Omdat alle pogingen om via de west­kust van Afrika in contact te komen met Preste Joam ge­faald hebben en João vernomen heeft dat Ogane, die hij voor de keizer van Ethio­pië houdt, ver ten oosten van Benin regeert, besluit de koning dit land ook vanuit het Midden-Oosten te doen vinden. Daartoe heeft hij nog in 1486 twee gezanten, frei Antonio de Lisboa en Pedro de Monterio, langs de oostelij­ke route op verken­ning naar Ethio­pië uitge­zonden. Zij dienden na te gaan of het rijk van Preste Joam ergens aan de zee grenst, waar peper, kaneel en andere specerijen groeien, die Venetië vanuit het Midden-Oos­ten. De twee verken­ners zijn echter niet verder dan Jeru­za­lem gekomen. Zij zijn vandaar naar Portugal teruggekeert, omdat het niet voldoende be­heer­sen van de Arabische taal een on­overko­melijke hin­dernis is gebleken.

Nog vóórdat Bartolomeu Dias in augustus 1487 uitzeilt, ongetwijfeld ook met de opdracht het rijk van Preste Joam te vinden, heeft koning João opnieuw twee gezanten, Pero da Covilhã en Afonso de Paiva, uitge­zonden, onder andere met de opdracht te trachten via het Midden-Oosten op zoek te gaan naar Ethiopië. Nadat Dias is teruggekeerd, zonder Ethiopië gevon­den te hebben, wacht João met des te meer spanning op berichten van Pero da Covilhã en Afonso de Paiva. Van dit tweetal is vooral Pero da Covilhã een illustere figuur. Uit zij naam blijkt dat over zijn afkomst niet meer bekend is dan dat hij geboren is in het kleine bergstadje Covilhã, aan de voet van de Serra da Estrela. Hij is als jongeling in dienst getreden van de hertog van Medina Sidonia. Pero da Covilhã heeft gedurende zijn verblijf bij de hertog niet alleen het militaire handwerk geleerd, maar ook het Andalusische dialect van het Spaans. Bovendien heeft hij met zijn natuur­lijke aanleg voor vreemde talen, de Arabi­sche taal geleerd van de moriscos, zijnde de Moren die onder christe­lijke heer­schappij leven. Later is Pero da Co­vilhã in dienst getreden van koning Afonso V van Portugal, eerst als stalknecht en daarna als schildknaap. Hij heeft zijn waarde bewezen tijdens Afonso’s invasie in Castilië. Na Afonso’s overlijden, heeft hij koning João II gediend. Hij is door zijn meester in 1483 of 1484 als geheim naar Spanje gezonden, om achter de voornemens te komen van de Portugese edelen die, nadat hun samenzwering tegen koning João was uitge­lekt, naar Spanje zijn uitgeweken. Kennelijk kwijt Pero da Covilhã zich uitstekend van zijn taak, want in 1485 zendt koning João hem met een geheime naar het koninkrijk Tlem­cen het jaar daarop naar Fez. Van deze missies is verslag gedaan in paragraaf 3.2. Tijdens deze reizen heeft hij ongetwijfeld zijn kennis van de Arabische taak geperfectioneerd.
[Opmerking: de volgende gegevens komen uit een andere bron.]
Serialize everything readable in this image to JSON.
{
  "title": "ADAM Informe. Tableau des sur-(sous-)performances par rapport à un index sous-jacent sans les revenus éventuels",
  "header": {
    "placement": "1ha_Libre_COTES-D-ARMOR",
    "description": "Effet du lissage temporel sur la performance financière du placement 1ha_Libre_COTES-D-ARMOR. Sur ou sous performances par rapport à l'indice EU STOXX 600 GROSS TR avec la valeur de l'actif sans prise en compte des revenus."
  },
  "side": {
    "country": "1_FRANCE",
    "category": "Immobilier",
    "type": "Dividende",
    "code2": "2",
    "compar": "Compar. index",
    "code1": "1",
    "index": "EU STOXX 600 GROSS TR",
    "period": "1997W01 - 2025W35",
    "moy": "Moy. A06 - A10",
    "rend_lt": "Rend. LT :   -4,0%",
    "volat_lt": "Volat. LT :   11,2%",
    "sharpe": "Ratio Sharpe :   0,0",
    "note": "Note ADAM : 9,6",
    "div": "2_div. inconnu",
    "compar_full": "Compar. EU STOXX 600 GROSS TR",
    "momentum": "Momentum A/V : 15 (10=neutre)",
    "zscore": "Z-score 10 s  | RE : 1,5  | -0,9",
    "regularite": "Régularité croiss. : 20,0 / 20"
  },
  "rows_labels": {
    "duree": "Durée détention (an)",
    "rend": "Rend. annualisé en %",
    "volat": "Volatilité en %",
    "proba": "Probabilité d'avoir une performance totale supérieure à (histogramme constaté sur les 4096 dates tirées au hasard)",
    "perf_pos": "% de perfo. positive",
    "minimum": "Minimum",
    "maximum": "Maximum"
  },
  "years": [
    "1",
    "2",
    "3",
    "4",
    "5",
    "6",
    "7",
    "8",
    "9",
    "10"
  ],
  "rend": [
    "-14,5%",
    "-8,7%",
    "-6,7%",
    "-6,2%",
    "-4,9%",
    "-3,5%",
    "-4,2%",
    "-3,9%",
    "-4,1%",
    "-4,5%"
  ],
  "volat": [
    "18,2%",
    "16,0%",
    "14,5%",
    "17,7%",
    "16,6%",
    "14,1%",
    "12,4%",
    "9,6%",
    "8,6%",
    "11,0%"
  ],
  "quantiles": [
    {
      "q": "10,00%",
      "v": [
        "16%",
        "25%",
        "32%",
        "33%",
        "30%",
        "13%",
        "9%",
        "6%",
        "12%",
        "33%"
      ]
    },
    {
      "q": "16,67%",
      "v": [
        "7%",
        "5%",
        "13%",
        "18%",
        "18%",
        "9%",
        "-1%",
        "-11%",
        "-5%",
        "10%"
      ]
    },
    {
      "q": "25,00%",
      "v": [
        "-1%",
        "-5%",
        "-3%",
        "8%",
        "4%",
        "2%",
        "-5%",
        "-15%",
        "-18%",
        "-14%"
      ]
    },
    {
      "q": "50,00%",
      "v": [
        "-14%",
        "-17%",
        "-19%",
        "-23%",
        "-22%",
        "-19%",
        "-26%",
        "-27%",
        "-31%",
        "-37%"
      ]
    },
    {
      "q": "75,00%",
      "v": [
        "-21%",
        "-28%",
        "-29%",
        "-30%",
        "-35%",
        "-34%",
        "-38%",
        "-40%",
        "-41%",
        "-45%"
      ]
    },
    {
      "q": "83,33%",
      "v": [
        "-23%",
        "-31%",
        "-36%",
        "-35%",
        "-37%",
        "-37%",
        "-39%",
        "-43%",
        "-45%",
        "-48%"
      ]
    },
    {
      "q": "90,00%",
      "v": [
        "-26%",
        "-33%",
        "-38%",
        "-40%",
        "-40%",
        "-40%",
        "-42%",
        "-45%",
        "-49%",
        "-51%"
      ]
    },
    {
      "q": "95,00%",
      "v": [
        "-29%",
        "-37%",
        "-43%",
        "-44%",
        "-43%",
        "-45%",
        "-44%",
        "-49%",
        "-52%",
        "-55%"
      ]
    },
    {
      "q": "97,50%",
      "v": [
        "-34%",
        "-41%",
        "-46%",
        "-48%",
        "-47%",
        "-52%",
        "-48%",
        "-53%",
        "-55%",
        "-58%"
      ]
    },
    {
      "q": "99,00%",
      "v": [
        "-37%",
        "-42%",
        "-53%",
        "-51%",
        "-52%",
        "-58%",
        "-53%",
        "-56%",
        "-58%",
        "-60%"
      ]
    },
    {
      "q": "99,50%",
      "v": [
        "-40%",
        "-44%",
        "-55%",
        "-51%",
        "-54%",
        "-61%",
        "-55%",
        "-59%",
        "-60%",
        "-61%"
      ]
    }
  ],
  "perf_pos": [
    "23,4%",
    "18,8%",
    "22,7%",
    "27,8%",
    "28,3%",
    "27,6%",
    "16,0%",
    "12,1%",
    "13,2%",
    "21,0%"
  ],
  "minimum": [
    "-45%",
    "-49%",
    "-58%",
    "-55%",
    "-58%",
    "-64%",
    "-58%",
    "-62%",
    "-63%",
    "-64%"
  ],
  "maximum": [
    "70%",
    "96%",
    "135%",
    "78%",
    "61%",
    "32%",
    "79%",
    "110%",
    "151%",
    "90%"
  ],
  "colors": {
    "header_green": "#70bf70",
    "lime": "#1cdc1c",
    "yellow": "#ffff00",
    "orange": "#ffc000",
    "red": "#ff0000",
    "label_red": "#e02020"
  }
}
Het bezonder avontuurlijke levensver­haal van Pero da Co­vilhã kennen wij uit het verslag dat pater Francis­co Álvares ­heeft ge­maakt van gesprekken die hij in 1520 met hem in Ethiopië heeft ge­voerd. Het verslag van pater Fran­cisco maakt deel uit van de beroemde verzameling reisverha­len Navigationi en Viaggi van de Italiaanse geograaf Giovan­ni Battista Ramusio. Hij heeft het verslag van pater Francis­co aangevuld met gege­vens van de Portugese kro­niekschrij­ver en humanist Damião de Góis. Eric Axelson geeft in zijn Congo to Cape een uitgebreid verslag van de belevenissen van Pero de Covilhã, waarbij hij Ramusio citeert. Axelsons lezing wordt hierna voornamelijk gevolgd, waarbij diens citaten van Ra­musio tussen aanhalingstekens zijn geplaatst.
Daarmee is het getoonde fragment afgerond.